Una extraña locura me invadió cuando la miré, y me olvidé de todo. La seguí. ¿No habéis encontrado
sus huellas? ¿Ni habéis visto a los gigantes helados a los que di muerte?
Nior respondió negativamente con un movimiento de la cabeza.
–Sólo encontramos tus huellas en la nieve, Conan –le respondió.
–Entonces es probable que esté loco –dijo Conan aturdido–. Y sin embargo, vosotros no me parecéis
más reales que aquella muchacha de cabellos dorados que corría desnuda sobre la nieve, delante de mí.
No obstante, yo la vi desvanecerse entre mis propias manos, como una llama helada que se extingue
súbitamente.
–Está delirando –musitó uno de los guerreros.

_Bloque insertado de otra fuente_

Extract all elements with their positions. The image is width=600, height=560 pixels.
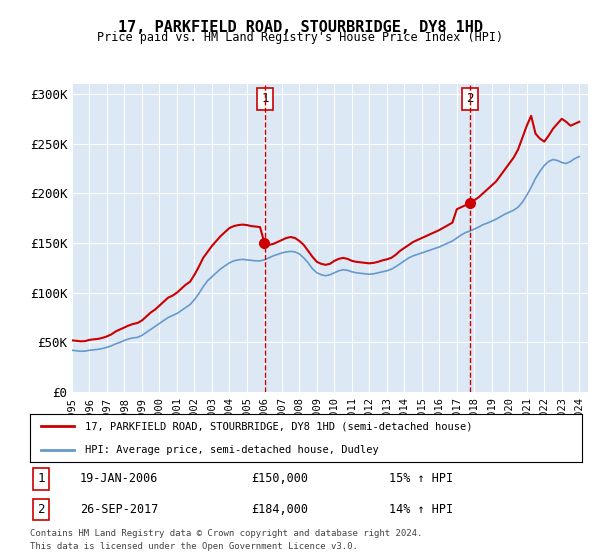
Text: £150,000: £150,000 <box>251 472 308 486</box>
Text: Price paid vs. HM Land Registry's House Price Index (HPI): Price paid vs. HM Land Registry's House … <box>97 31 503 44</box>
Text: Contains HM Land Registry data © Crown copyright and database right 2024.: Contains HM Land Registry data © Crown c… <box>30 529 422 538</box>
Text: 1: 1 <box>37 472 45 486</box>
Text: 1: 1 <box>262 92 269 105</box>
Text: 2: 2 <box>37 503 45 516</box>
Text: 26-SEP-2017: 26-SEP-2017 <box>80 503 158 516</box>
Text: HPI: Average price, semi-detached house, Dudley: HPI: Average price, semi-detached house,… <box>85 445 379 455</box>
Text: 2: 2 <box>466 92 473 105</box>
Text: 19-JAN-2006: 19-JAN-2006 <box>80 472 158 486</box>
Text: 17, PARKFIELD ROAD, STOURBRIDGE, DY8 1HD: 17, PARKFIELD ROAD, STOURBRIDGE, DY8 1HD <box>118 20 482 35</box>
Text: This data is licensed under the Open Government Licence v3.0.: This data is licensed under the Open Gov… <box>30 542 358 550</box>
Text: £184,000: £184,000 <box>251 503 308 516</box>
Text: 15% ↑ HPI: 15% ↑ HPI <box>389 472 453 486</box>
Text: 14% ↑ HPI: 14% ↑ HPI <box>389 503 453 516</box>
Text: 17, PARKFIELD ROAD, STOURBRIDGE, DY8 1HD (semi-detached house): 17, PARKFIELD ROAD, STOURBRIDGE, DY8 1HD… <box>85 421 473 431</box>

–¡No! –exclamó un hombre más viejo, de ojos salvajes y extraños–. ¡Era Atali, la hija de Ymir, el
gigante de hielo! ¡Ella sale al campo de batalla y se deja ver por los moribundos! Yo la he visto cuando
era un muchacho y estaba medio muerto después de la sangrienta batalla de Wolfraven. La he visto
caminar entre los muertos, sobre la nieve; su cuerpo desnudo brillaba como el marfil y su cabellera
dorada resplandecía con un fulgor insoportable a la luz de la luna. Yo me acosté en el suelo y aullé como
un perro moribundo porque no podía arrastrarme tras ella. Atrae a los sobrevivientes de las batallas y los
lleva a los páramos para que sus hermanos, los gigantes de hielo, les den muerte; después les arrancan el
corazón y lo depositan en la mesa de Ymir. ¡El cimmerio ha visto a Atali, la hija del gigante helado!

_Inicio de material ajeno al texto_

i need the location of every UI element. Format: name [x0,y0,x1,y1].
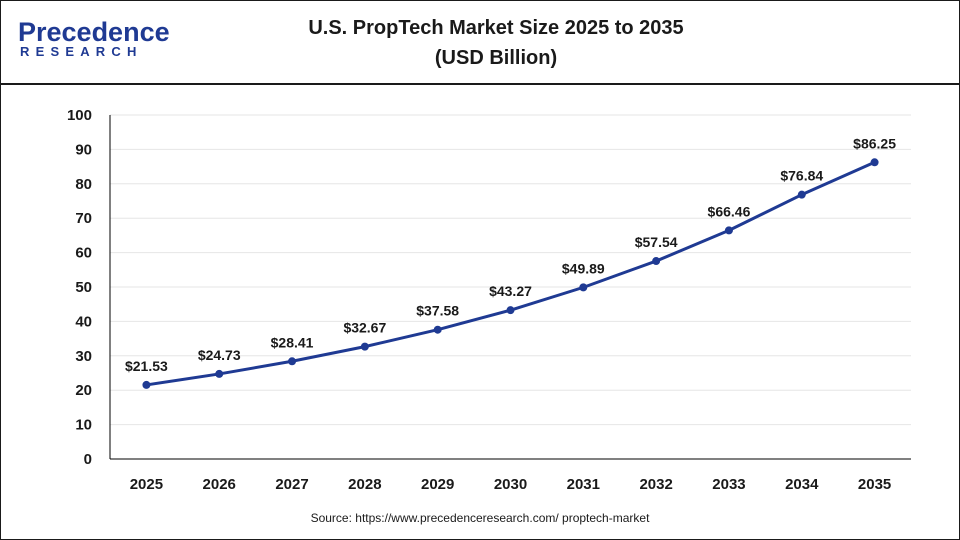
data-point [652,257,661,266]
y-tick-label: 100 [67,107,92,124]
series-layer [142,158,879,389]
data-point [433,325,442,334]
data-label: $66.46 [708,203,751,219]
data-label: $21.53 [125,358,168,374]
data-point [506,306,515,315]
x-tick-label: 2025 [130,476,163,493]
data-label: $76.84 [780,168,823,184]
data-label: $32.67 [343,320,386,336]
y-tick-label: 20 [75,382,92,399]
gridlines [110,114,911,426]
x-tick-label: 2030 [494,476,527,493]
x-tick-label: 2032 [639,476,672,493]
y-tick-label: 70 [75,210,92,227]
precedence-research-logo: Precedence RESEARCH [18,17,170,65]
y-tick-label: 30 [75,348,92,365]
y-tick-label: 90 [75,141,92,158]
x-tick-labels: 2025 2026 2027 2028 2029 2030 2031 2032 2033 2034… [130,476,892,493]
logo-wordmark: Precedence [18,17,170,47]
data-point [288,357,297,366]
data-label: $37.58 [416,303,459,319]
x-tick-label: 2033 [712,476,745,493]
source-note: Source: https://www.precedenceresearch.c… [310,511,650,525]
data-label: $57.54 [635,234,678,250]
x-tick-label: 2027 [275,476,308,493]
axes [109,115,911,460]
data-point [797,190,806,199]
chart-subtitle: (USD Billion) [434,47,558,69]
data-point [215,369,224,378]
data-point [360,342,369,351]
x-tick-label: 2026 [203,476,236,493]
y-tick-label: 10 [75,417,92,434]
x-tick-label: 2028 [348,476,381,493]
title-block: U.S. PropTech Market Size 2025 to 2035 (… [251,13,741,73]
chart-title: U.S. PropTech Market Size 2025 to 2035 [308,17,684,39]
data-label: $43.27 [489,283,532,299]
y-tick-label: 80 [75,176,92,193]
x-tick-label: 2034 [785,476,819,493]
x-tick-label: 2029 [421,476,454,493]
data-point [724,226,733,235]
data-label: $49.89 [562,260,605,276]
logo-subtext: RESEARCH [20,44,143,59]
data-point [579,283,588,292]
y-tick-label: 60 [75,245,92,262]
data-label: $86.25 [853,135,896,151]
data-point [870,158,879,167]
data-label: $24.73 [198,347,241,363]
y-tick-label: 50 [75,279,92,296]
series-line [146,160,876,387]
data-label: $28.41 [271,334,314,350]
y-tick-label: 0 [84,451,92,468]
y-tick-label: 40 [75,313,92,330]
x-tick-label: 2031 [567,476,600,493]
header-divider [1,83,959,85]
header: Precedence RESEARCH U.S. PropTech Market… [1,1,959,83]
data-labels: $21.53 $24.73 $28.41 $32.67 $37.58 $43.27 $49.… [125,135,896,374]
x-tick-label: 2035 [858,476,891,493]
data-point [142,380,151,389]
y-tick-labels: 0 10 20 30 40 50 60 70 80 90 100 [67,107,92,468]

–¡Bah! –gruñó Horsa–. El viejo Orom ha quedado mal de la cabeza por una herida que recibió en su
juventud. Conan estaba delirando por los golpes recibidos en el fragor de la batalla; mirad cuántas
abolladuras tiene en el casco. Cualquiera de esos golpes pudo afectarle el cerebro. Lo que anduvo
siguiendo por las estepas no era más que una alucinación. El cimmerio viene del sur; ¿qué sabe él acerca
de Atali?
–Quizá tengas razón –murmuró Conan–. Todo era tan extraño, tan misterioso y sobrenatural... ¡Por
Crom!
Conan se calló y miró algo que todavía aferraba con fuerza en la mano izquierda. Los demás se
quedaron boquiabiertos cuando vieron que sostenía un tenue velo de gasa..., un velo de gasa tan ligero y
delicado que no pudo haber sido tejido por manos humanas.